Слезы навернулись на глаза. Но даже сквозь влажную пелену она заметила, как он опешил, растерялся. А он ведь совсем не изменился. Как это она его сразу не узнала?

– Елена Пална… Прости, я не знал…

– Ничего, больнее уже не будет, – глухо ответила она, украдкой смахнув с ресниц непрошеную слезу.

– Я здесь всего несколько дней, и потом, ненадолго… Так, как? – с надеждой посмотрел он ей в глаза.

– Что, как? – недоуменно спросила она, не успев выпутаться из тягуче-липкой паутины воспоминаний.

– Пойдем, посидим? – не сводя с нее виноватого просительного взгляда, напомнил он.

Аня вздохнула и уже без тени упрека ответила:

– Да куда я в таком виде?

– Ну,… – замялся он, неопределенно пожав плечами, – могу подождать.

– Опомнись, – одарила она его грустной улыбкой, – нам ведь давно уже не семнадцать. Стара я по свиданиям бегать.

– Я понимаю, – опустив глаза, согласился он и, пытаясь скрыть чувство неловкости, тотчас переменил тему, – у тебя дети есть?

И снова боль пронзила сердце.

– Нет, – потупив взор, покачала она головой.

– Так вдвоем с мужем и живете?

– И мужа нет, – с вызовом бросила она ему в лицо, – как видишь, и препятствий для свиданий нет, – и, чтобы расставить все точки над «і», припечатала ледяным тоном, – но и желания встречаться с тобой у меня тоже нет. Никакого.

Игорь виновато опустил голову.

– Я понимаю, – выдавил он из себя.

– Не думаю… – глядя прямо перед собой задумчивым взглядом, произнесла она, но тотчас, словно очнувшись от своих мыслей, спросила: – Да и зачем это нам? Ничего уже не изменить. У тебя своя жизнь, у меня своя…

– Я должен объяснить тебе, Нюша, – убедительно начал он с примесью горечи и раскаяния, но она холодно оборвала его слова:

– Сколько мы с тобой встречались? Полгода? А с мужем почти двадцать лет прожили, и неплохо жили… И ничего, живу, как видишь. Как думаешь, нужны мне после этого твои объяснения?
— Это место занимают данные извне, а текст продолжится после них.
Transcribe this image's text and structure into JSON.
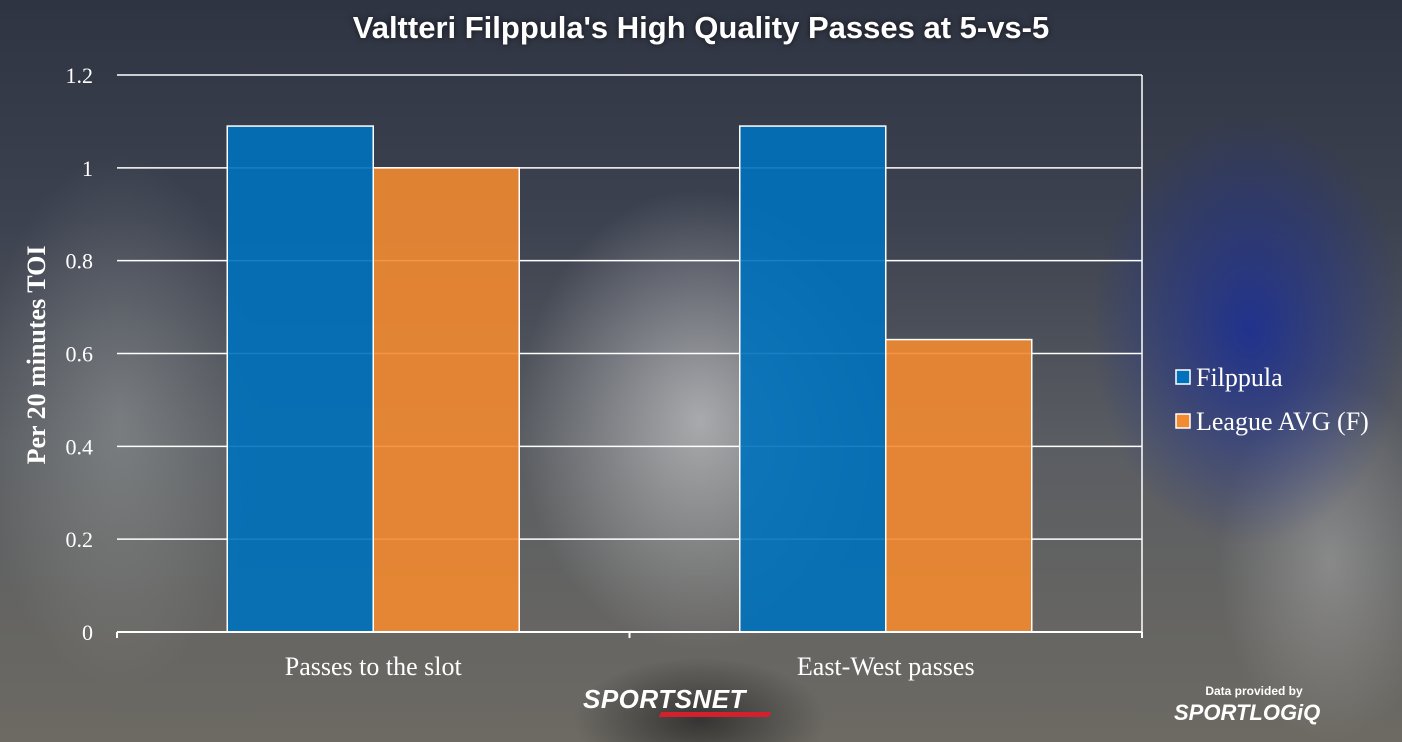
{
  "chart_data": {
    "type": "bar",
    "title": "Valtteri Filppula's High Quality Passes at 5-vs-5",
    "ylabel": "Per 20 minutes TOI",
    "xlabel": "",
    "ylim": [
      0,
      1.2
    ],
    "yticks": [
      "0",
      "0.2",
      "0.4",
      "0.6",
      "0.8",
      "1",
      "1.2"
    ],
    "categories": [
      "Passes to the slot",
      "East-West passes"
    ],
    "series": [
      {
        "name": "Filppula",
        "values": [
          1.09,
          1.09
        ],
        "color": "#0071bc"
      },
      {
        "name": "League AVG (F)",
        "values": [
          1.0,
          0.63
        ],
        "color": "#f28a30"
      }
    ],
    "grid": true,
    "legend_position": "right"
  },
  "branding": {
    "logo": "SPORTSNET",
    "credit_prefix": "Data provided by",
    "credit_brand": "SPORTLOGiQ"
  }
}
Разговор завязался незаметно, слово за слово. Обойдя здание новой школы, они пошли по аллее, вдоль которой за ровным рядом тонкоствольных берез, словно солдаты в шеренгу, торцом выстроились пять близнецов-пятиэтажек. Аня шла не спеша, ничего вокруг не замечая. Шла просто по привычке. Игорь шагал слева, понуро опустив голову. Но и этого она не замечала. Слишком уж неожиданной была эта встреча. Сколько лет она ждала ее и боялась, представляла ее себе, гнала прочь эти мысли, а потом повторялось все снова и снова. И вот сейчас, когда она меньше всего о нем думала…

Его голос вывел ее из омута воспоминаний.

– Он умер? – напряженно спросил Игорь.

– Жив-здоров, – не глядя на него, отвечала она. – Детей не было, вот и развелись. Жили мирно и развелись мирно.

Остановились у ее дома. Остановились и все. Но это не волновало ее, потому что понимала, чем оно все закончится, как понимала и неизбежность этого. Было бы глупо, начав разговор, не закончить его, упершись в стену дома. Никаких препятствий в этой стене не было.

– Зайти можно? – с плохо скрываемым чувством неловкости спросил Игорь.

– Пошли, – согласилась она с вялым безразличием, но, помедлив, все же добавила, – только я гостей сегодня не ждала.

– Я же не на угощение напрашиваюсь, – попытался пошутить он.

Не спеша они вошли в подъезд типичной провинциальной хрущевки. Такими до сих пор пестреет, если не вся территория бывшего Союза, так добрая ее половина. За столько лет все уже успело стереться из памяти. А сейчас вот снова вспомнилось: и лавочка эта у подъезда, и беседка, и площадка между третьим и четвертым этажом, и его руки, и его губы…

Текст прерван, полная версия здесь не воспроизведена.